Many people in Massachusetts may have taken the wise step of estate planning years or even decades ago, and, as part of their estate plan created a medical power of attorney and financial power of attorney. However, that does not mean that those documents should be left to collect dust. They need to be reviewed periodically, to make sure they are still in line with any changes in law that may have occurred.

For example, the Uniform Health Care Decisions Act (UHCDA) received approval in 1933, and as time went on, more and more states adopted some version of it. This act addresses a person’s power to permit organ donation, and a person’s ability to admit a person to a health care facility. If one’s medical power of attorney was drafted prior to the state’s adoption of the UHCDA, it is time for a review.

In addition, 1996 saw the enactment by the United States Congress of the Health Insurance Portability and Accountability Act (HIPPA). This act was meant to address privacy issues for medical records. A power of attorney has to include the proper language that allows access to that person’s records. Again, if one’s medical power of attorney was drafted prior to the enactment of HIPPA, it is time for a review.

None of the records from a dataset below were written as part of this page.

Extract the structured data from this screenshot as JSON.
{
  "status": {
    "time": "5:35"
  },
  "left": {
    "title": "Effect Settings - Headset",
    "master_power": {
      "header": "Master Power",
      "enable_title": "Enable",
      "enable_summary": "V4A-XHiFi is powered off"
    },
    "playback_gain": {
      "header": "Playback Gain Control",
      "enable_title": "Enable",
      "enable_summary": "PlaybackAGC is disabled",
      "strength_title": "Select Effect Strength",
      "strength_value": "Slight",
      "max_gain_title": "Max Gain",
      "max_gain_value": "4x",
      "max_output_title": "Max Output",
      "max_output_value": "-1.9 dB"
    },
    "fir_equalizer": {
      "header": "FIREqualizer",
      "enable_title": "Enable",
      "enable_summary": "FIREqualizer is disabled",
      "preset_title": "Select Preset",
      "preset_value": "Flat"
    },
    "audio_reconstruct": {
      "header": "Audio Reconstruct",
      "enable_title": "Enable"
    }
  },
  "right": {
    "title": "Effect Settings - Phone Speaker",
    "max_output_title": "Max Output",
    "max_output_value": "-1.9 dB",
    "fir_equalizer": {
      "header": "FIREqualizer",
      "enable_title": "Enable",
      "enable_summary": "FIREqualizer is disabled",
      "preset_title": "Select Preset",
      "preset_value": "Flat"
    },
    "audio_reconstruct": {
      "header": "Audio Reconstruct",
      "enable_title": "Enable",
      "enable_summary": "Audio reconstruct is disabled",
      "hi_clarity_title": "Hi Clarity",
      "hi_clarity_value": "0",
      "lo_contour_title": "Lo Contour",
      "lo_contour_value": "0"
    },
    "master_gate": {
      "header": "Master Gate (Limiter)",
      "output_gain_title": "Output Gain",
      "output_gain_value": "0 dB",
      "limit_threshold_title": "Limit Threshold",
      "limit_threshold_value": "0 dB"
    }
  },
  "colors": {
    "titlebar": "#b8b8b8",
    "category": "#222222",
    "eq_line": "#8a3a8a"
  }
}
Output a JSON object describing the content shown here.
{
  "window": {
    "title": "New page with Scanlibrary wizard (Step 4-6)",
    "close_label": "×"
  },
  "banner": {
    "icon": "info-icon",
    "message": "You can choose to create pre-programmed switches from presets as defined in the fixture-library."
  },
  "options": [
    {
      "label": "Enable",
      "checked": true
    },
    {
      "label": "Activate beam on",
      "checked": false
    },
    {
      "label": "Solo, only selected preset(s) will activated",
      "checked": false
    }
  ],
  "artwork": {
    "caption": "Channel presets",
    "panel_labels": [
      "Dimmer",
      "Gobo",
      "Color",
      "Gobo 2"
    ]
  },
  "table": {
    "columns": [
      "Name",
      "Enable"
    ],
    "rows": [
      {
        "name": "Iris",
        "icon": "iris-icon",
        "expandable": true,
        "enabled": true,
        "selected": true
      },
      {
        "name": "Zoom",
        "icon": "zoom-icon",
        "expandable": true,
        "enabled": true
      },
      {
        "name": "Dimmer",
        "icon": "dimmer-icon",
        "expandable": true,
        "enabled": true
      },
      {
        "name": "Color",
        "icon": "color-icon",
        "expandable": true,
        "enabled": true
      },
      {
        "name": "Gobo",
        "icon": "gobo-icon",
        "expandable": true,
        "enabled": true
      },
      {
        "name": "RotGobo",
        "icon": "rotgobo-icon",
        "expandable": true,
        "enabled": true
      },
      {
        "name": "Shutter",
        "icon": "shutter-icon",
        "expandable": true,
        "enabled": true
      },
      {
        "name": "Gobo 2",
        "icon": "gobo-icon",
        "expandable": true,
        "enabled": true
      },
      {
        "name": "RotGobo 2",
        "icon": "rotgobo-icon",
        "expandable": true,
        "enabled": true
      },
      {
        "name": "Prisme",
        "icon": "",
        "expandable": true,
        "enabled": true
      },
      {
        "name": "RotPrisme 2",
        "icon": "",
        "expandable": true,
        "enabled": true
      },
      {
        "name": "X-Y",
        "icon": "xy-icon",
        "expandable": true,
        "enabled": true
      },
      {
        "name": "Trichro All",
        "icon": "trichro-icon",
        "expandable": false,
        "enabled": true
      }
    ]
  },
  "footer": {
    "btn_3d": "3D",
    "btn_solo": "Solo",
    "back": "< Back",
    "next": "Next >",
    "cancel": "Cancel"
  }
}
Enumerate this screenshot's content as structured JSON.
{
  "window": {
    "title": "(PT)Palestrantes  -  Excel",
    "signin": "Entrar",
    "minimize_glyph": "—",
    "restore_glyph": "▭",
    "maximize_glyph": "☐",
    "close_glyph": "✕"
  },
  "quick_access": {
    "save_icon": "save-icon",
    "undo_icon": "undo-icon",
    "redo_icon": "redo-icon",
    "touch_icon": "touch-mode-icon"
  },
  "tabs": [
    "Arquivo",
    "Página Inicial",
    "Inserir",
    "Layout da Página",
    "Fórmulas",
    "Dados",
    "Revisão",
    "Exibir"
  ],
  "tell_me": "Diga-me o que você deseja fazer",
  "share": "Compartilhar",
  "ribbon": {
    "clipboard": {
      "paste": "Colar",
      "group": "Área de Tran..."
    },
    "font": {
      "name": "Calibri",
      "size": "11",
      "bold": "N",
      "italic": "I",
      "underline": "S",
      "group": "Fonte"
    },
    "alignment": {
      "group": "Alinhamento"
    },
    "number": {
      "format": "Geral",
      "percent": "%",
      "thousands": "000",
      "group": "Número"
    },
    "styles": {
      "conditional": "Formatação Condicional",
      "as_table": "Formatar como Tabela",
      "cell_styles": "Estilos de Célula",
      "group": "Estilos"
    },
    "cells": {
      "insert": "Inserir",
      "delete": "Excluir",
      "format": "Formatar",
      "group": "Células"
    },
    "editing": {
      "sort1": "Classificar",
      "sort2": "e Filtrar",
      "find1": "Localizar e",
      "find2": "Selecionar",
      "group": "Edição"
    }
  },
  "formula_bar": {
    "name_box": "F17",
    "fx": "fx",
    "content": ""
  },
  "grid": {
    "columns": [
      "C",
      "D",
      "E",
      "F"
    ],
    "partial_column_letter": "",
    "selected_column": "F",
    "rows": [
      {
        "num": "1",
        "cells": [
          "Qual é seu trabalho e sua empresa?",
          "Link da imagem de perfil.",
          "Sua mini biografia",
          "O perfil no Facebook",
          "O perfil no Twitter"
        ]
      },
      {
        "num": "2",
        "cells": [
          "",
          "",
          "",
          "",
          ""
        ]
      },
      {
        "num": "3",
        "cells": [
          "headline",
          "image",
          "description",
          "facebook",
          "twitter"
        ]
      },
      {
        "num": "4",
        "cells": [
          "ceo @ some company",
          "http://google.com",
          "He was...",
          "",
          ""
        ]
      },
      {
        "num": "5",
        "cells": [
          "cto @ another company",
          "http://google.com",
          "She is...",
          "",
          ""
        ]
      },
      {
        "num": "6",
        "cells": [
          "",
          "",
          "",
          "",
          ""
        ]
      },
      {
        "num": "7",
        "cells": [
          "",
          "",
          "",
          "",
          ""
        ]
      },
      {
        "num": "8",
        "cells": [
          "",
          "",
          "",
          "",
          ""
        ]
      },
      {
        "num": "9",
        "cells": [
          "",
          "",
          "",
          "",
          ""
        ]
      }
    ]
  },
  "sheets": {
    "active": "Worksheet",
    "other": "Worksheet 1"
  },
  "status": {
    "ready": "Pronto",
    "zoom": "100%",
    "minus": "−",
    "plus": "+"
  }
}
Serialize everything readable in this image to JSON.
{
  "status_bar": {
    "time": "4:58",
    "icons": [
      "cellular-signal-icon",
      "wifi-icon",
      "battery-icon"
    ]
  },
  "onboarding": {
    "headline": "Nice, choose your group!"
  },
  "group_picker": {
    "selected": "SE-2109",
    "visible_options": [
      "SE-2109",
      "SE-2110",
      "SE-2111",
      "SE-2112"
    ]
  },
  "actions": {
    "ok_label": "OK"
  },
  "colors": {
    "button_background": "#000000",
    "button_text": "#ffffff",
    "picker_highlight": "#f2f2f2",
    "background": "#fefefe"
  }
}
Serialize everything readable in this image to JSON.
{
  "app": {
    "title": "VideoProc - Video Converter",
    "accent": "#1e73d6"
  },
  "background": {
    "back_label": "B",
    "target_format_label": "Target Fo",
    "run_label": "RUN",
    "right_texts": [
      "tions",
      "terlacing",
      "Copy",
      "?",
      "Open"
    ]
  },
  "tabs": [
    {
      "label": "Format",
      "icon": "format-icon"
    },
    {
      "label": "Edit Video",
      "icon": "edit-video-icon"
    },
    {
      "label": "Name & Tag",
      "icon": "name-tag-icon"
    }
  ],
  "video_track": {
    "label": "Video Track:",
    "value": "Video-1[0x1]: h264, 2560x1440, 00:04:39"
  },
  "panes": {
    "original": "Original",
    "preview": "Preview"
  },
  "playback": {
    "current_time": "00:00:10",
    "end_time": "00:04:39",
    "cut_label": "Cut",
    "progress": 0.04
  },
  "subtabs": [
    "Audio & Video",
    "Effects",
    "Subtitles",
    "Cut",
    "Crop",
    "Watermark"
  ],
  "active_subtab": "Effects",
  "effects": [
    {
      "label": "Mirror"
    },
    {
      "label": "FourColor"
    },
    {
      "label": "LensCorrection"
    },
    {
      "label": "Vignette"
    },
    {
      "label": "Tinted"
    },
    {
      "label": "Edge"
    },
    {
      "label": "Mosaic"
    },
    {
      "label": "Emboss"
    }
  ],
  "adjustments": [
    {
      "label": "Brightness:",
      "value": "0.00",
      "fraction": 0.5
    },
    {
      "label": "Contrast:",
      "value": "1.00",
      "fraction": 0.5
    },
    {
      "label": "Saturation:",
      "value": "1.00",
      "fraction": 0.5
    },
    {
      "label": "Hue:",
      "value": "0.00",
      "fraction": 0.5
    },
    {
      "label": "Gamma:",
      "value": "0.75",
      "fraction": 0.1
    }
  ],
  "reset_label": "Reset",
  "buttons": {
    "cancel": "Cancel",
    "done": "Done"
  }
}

Finally, 2006 saw the enactment of the Uniform Power of Attorney Act (UPOAA). The UPOAA provides standardized provisions that every state can use, so that power of attorneys will be easier accepted. Prior to the enactment of the UPOAA, banks would sometimes reject a power of attorney that they thought was invalid. Certain powers must now be unequivocally included in a power of attorney for them to be valid and enforceable.

As this shows, it pays to have a medical power of attorney and financial power of attorney reviewed periodically. It can be a very distressing situation when the time comes to put one to use, only to find out it is outdated and cannot be enforced. Attorneys can help make sure your power of attorney complies with current laws and regulations.